COVID pandemic was not as bad for miners as first thought, says S&P Global Market Intelligence
(Kitco News) The disruptions caused by the COVID-19 pandemic were not as significant as first estimated, according to Mark Ferguson, S&P Global Market Intelligence metals & mining research director.
"This time last year, we had a strong negative impact on the mining exploration budget as a lot of countries were limiting travel and access to projects and operations. Some countries like Peru had more stringent lockdowns than others. But as commodity prices started to lift off after March, exploration was able to rebound. The rebound was geared towards gold as the year progressed due to momentum behind the gold price," Ferguson said on the sidelines of the Prospectors' Developers Association of Canada (PDAC), which is virtual this year.
The overall damage was an 11% drop in the exploration budget, down to $8.3 billion. "This is not that bad - probably a low average of a decline historically speaking," Ferguson told Kitco News on Tuesday. "There were much larger drops in exploration budget between 2013 and 2015."
Breaking down the numbers, there was a 24% decrease in copper budgets in 2020 and a 21% decline in zinc-lead budgets. In the gold budget, there was an increase of 1% in 2020.
In March of last year, S&P Global projected that the drop would be as big as 30%. "Fortunately, prices rebounded," he said.
The pandemic's negative effects were largely felt during the first half of the year, Ferguson added. "The impact eventually turned into a positive with respect to price performance and therefore equity market support for the sector."

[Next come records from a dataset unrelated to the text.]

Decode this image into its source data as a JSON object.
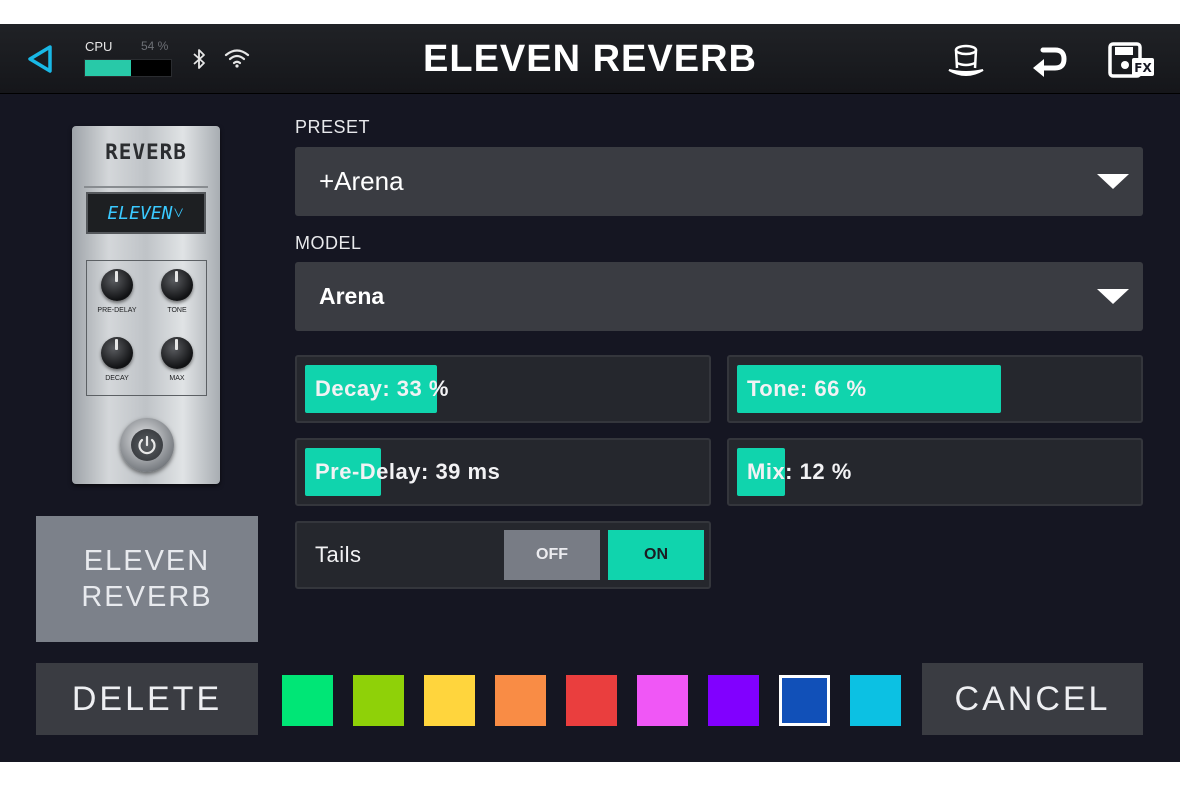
{
  "header": {
    "title": "ELEVEN REVERB",
    "cpu_label": "CPU",
    "cpu_percent": "54 %",
    "cpu_value": 0.54,
    "icons": [
      "back-icon",
      "bluetooth-icon",
      "wifi-icon",
      "top-hat-icon",
      "undo-icon",
      "save-fx-icon"
    ]
  },
  "pedal": {
    "name": "REVERB",
    "display": "ELEVEN˅",
    "knobs": [
      "PRE-DELAY",
      "TONE",
      "DECAY",
      "MAX"
    ]
  },
  "block_name": "ELEVEN\nREVERB",
  "preset": {
    "label": "PRESET",
    "value": "+Arena"
  },
  "model": {
    "label": "MODEL",
    "value": "Arena"
  },
  "params": [
    {
      "text": "Decay: 33 %",
      "value": 0.33
    },
    {
      "text": "Tone: 66 %",
      "value": 0.66
    },
    {
      "text": "Pre-Delay: 39 ms",
      "value": 0.19
    },
    {
      "text": "Mix: 12 %",
      "value": 0.12
    }
  ],
  "tails": {
    "label": "Tails",
    "off": "OFF",
    "on": "ON",
    "state": "ON"
  },
  "buttons": {
    "delete": "DELETE",
    "cancel": "CANCEL"
  },
  "colors": {
    "accent": "#10d4ad",
    "swatches": [
      "#00e676",
      "#8fd108",
      "#ffd53d",
      "#f98c45",
      "#ea3e3e",
      "#f057f6",
      "#8100ff",
      "#1150b8",
      "#0cc1e3"
    ],
    "selected_swatch": 7
  }
}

The longer-term consequence of the COVID-19 lockdowns was that the miners had to shift focus to assets in their own backyard. There was also some risk aversion, with companies working on the late-stage mine sites rather than early-stage, Ferguson explained.
Before the pandemic hit, S&P Global was forecasting a rebound in the exploration budget in 2020 following a decline of 3% in 2019, which was due to "a lot of uncertainly over commodity prices with respect to the U.S.-China trade war," Ferguson noted.
As the world begins to open up, there are new post-pandemic trends that are developing. One of them is a shift to decarbonization, Ferguson pointed out.
"With additional government stimulus, the focus has been towards the energy transition and decarbonization," he said.
Commodities that will see an uptick because of this are base metals like copper, nickel, and cobalt. "There will be more demand for those commodities in the next few years, especially in light of U.S. President Joe Biden's agenda towards green technology."
Europe is already seeing an uptick in EV sales as lithium prices rise after a period of stagnation, he added.
Ferguson said the mining sector is feeling optimistic as the market supports a strong rebound in the junior mining companies. "We are expecting a 20% rebound in the 2021 exploration budget for the year. If some commodity prices continue to rise or stay where they are, they could be even higher. Strong demand should also translate into a strong 2022 as well."
Ferguson is concerned that major new gold discoveries are slowing. "Our analysis shows that there has been a decline in the amounts of gold found in new discoveries over the past decade," he said. "Since 2012, there has not been so much gold found in these larger-scale deposits."
That is partly because mining companies are focusing on their known assets right now. And the juniors might be content with smaller gold deposits due to higher gold prices.
"Twenty years ago, half of the projects were devoted to early-stage mining exploration, and now, it is just under a quarter that is dedicated to new exploration. This signifies a shift in focus,” Ferguson said.
There have also been fewer discoveries of copper, nickel, and zinc. “Out of all three, nickel could probably face the biggest challenge."